If you are using any form of load balancing that relies on an HTTP healthcheck endpoint to check the health of a distributed service by querying it periodically (for example AWS Application Load Balancer or Kubernetes load balancing), your logs will be spammed with the same entry that shows that endpoint being called every few seconds.

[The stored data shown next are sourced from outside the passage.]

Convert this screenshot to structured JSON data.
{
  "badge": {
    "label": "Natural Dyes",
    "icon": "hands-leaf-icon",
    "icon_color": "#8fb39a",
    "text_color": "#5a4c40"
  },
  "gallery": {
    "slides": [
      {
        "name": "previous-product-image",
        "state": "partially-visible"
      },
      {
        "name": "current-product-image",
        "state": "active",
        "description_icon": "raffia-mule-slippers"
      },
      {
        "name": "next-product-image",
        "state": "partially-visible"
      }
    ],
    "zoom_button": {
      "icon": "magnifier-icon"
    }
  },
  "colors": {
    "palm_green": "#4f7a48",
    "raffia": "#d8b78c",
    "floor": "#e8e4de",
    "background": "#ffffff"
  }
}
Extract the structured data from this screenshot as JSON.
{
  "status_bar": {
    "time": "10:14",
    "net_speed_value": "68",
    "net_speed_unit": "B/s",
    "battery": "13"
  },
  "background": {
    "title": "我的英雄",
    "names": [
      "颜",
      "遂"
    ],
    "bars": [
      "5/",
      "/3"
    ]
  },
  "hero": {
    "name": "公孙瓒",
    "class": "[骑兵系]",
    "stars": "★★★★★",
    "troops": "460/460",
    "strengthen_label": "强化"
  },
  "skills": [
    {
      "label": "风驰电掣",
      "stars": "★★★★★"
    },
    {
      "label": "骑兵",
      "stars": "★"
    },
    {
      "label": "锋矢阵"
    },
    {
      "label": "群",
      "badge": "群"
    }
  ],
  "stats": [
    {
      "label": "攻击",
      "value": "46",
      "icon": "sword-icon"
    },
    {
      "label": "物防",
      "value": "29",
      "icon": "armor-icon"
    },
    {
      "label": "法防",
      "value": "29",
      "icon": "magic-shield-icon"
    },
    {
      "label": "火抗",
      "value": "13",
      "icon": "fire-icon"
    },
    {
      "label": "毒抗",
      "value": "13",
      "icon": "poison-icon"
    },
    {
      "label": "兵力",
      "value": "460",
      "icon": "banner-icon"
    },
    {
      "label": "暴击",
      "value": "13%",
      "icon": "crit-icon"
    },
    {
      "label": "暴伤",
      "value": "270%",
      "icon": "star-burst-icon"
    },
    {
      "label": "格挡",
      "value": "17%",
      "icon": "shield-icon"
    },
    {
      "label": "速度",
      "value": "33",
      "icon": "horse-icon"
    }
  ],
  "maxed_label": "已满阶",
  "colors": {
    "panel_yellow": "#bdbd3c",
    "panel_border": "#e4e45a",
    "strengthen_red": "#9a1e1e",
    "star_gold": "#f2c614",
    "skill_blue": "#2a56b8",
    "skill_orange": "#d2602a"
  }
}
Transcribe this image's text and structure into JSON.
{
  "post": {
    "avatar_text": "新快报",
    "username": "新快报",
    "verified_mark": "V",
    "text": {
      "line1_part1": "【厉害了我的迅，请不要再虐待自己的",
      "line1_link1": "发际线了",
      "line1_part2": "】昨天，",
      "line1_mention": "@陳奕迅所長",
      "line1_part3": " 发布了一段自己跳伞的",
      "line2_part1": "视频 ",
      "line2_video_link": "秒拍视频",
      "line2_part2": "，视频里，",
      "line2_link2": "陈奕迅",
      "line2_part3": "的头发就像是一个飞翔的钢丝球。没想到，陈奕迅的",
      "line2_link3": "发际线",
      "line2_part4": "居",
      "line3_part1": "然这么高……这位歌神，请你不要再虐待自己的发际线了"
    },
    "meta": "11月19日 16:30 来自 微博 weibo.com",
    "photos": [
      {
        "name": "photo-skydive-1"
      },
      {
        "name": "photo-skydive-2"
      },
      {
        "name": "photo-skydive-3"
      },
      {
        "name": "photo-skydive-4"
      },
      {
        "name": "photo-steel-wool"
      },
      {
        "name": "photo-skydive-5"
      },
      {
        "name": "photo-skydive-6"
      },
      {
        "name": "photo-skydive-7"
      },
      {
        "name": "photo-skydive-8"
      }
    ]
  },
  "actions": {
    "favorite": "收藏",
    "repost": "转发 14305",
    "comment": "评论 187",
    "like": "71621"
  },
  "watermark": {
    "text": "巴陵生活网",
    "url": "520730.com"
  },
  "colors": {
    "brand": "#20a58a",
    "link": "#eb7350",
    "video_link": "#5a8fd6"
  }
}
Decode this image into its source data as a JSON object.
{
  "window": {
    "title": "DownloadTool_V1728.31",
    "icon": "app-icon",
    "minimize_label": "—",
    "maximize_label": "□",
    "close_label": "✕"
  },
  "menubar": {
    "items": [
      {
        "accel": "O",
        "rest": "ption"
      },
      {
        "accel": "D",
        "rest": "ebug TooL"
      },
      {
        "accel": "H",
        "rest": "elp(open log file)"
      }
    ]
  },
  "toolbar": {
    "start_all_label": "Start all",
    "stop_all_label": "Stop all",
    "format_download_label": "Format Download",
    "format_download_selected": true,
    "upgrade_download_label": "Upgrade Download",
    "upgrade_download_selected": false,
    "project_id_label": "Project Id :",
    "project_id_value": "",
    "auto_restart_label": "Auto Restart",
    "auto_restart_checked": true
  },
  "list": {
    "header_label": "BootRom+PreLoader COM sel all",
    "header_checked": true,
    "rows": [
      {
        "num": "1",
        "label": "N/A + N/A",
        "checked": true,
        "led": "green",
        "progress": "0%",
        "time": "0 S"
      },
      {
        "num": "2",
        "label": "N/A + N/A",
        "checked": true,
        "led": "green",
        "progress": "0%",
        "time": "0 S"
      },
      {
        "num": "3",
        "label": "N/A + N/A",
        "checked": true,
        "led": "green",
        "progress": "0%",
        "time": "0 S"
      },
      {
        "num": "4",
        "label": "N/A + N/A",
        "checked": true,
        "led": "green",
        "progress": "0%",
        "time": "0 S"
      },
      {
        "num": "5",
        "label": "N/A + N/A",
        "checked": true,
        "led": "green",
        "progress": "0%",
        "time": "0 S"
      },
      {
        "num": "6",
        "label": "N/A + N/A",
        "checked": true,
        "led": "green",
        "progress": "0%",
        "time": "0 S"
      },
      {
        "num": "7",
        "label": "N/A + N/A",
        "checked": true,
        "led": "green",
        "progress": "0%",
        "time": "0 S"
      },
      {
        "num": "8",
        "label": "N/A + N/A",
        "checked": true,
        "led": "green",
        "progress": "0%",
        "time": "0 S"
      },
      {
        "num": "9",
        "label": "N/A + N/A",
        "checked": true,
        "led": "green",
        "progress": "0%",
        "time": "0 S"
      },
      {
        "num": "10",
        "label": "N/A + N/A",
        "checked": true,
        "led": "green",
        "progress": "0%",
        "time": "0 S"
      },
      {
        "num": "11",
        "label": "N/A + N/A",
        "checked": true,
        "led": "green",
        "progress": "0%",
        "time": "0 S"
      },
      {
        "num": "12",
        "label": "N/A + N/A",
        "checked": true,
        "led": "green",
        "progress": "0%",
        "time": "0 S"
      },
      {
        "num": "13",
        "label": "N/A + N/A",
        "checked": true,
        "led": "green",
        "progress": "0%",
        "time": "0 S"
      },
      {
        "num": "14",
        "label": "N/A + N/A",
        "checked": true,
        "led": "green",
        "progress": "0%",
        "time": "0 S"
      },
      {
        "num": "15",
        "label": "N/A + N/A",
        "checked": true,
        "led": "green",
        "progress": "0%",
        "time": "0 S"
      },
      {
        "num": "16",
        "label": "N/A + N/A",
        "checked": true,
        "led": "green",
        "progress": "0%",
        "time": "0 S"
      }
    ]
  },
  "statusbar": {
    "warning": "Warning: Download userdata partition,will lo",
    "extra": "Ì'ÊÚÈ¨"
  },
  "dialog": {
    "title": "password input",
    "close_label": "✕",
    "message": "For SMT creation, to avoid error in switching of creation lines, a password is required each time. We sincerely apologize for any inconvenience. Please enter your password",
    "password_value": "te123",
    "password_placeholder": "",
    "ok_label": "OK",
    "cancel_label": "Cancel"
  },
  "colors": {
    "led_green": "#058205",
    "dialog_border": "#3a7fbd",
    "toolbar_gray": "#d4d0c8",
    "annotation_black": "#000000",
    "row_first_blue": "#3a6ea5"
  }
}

Given a simple healthcheck FastAPI endpoint that returns a 200:

@app.get("/healthcheck")
async def healthcheck():
    return Response()

Then the logs would probably look as followed:

2000-01-01T00:00:00.000000Z [info] OK client_host=127.0.0.1 method=GET request_id=d5bdb5e7-e2eb-4453-9f31-09332d851998 status_code=200 view=/healthcheck
2000-01-01T00:00:10.000000Z [info] OK client_host=127.0.0.1 method=GET request_id=5247b752-37ca-4a65-ac93-34123a86d9fd status_code=200 view=/healthcheck
2000-01-01T00:00:20.000000Z [info] OK client_host=127.0.0.1 method=GET request_id=f68233a3-1c1a-4511-9274-ddacadc992a3 status_code=200 view=/healthcheck
2000-01-01T00:00:30.000000Z [info] OK client_host=127.0.0.1 method=GET request_id=f2b51d29-f16d-41ca-b59b-2ac97fcaad13 status_code=200 view=/healthcheck

In order to avoid that, I always add a check in the aforementioned FastAPI middleware that tests if the requested path is /healtcheck and excludes it from producing logs. The rest of the middleware functionality remains as is:

src/main.py

import structlog
from fastapi import FastAPI, HTTPException, Request, Response


@app.middleware("http")
async def logger_middleware(request: Request, call_next):
    structlog.contextvars.clear_contextvars()
    structlog.contextvars.bind_contextvars(
        path=request.url.path,
        method=request.method,
        client_host=request.client.host,
        request_id=str(uuid.uuid4()),
    )
    response = await call_next(request)

    structlog.contextvars.bind_contextvars(
        status_code=response.status_code,
    )

    # Exclude /healthcheck endpoint from producing logs
    if request.url.path != "/healthcheck":
        if 400 <= response.status_code < 500:
            logger.warn("Client error")
        elif response.status_code >= 500:
            logger.error("Server error")
        else:
            logger.info("OK")

    return response

Conclusion

Investing on using structured logging and abundant logging statements, even from early during development, is one of the most useful practices that can provide clarity on how your application works and produce easily parsable metrics with minimal effort.

For that reason, I have included all the above-mentioned code in a starter project I maintain on my GitHub that I use for my personal projects, or as a point of reference to showcase to my colleagues. If you found this useful, feel free to use it for your own projects.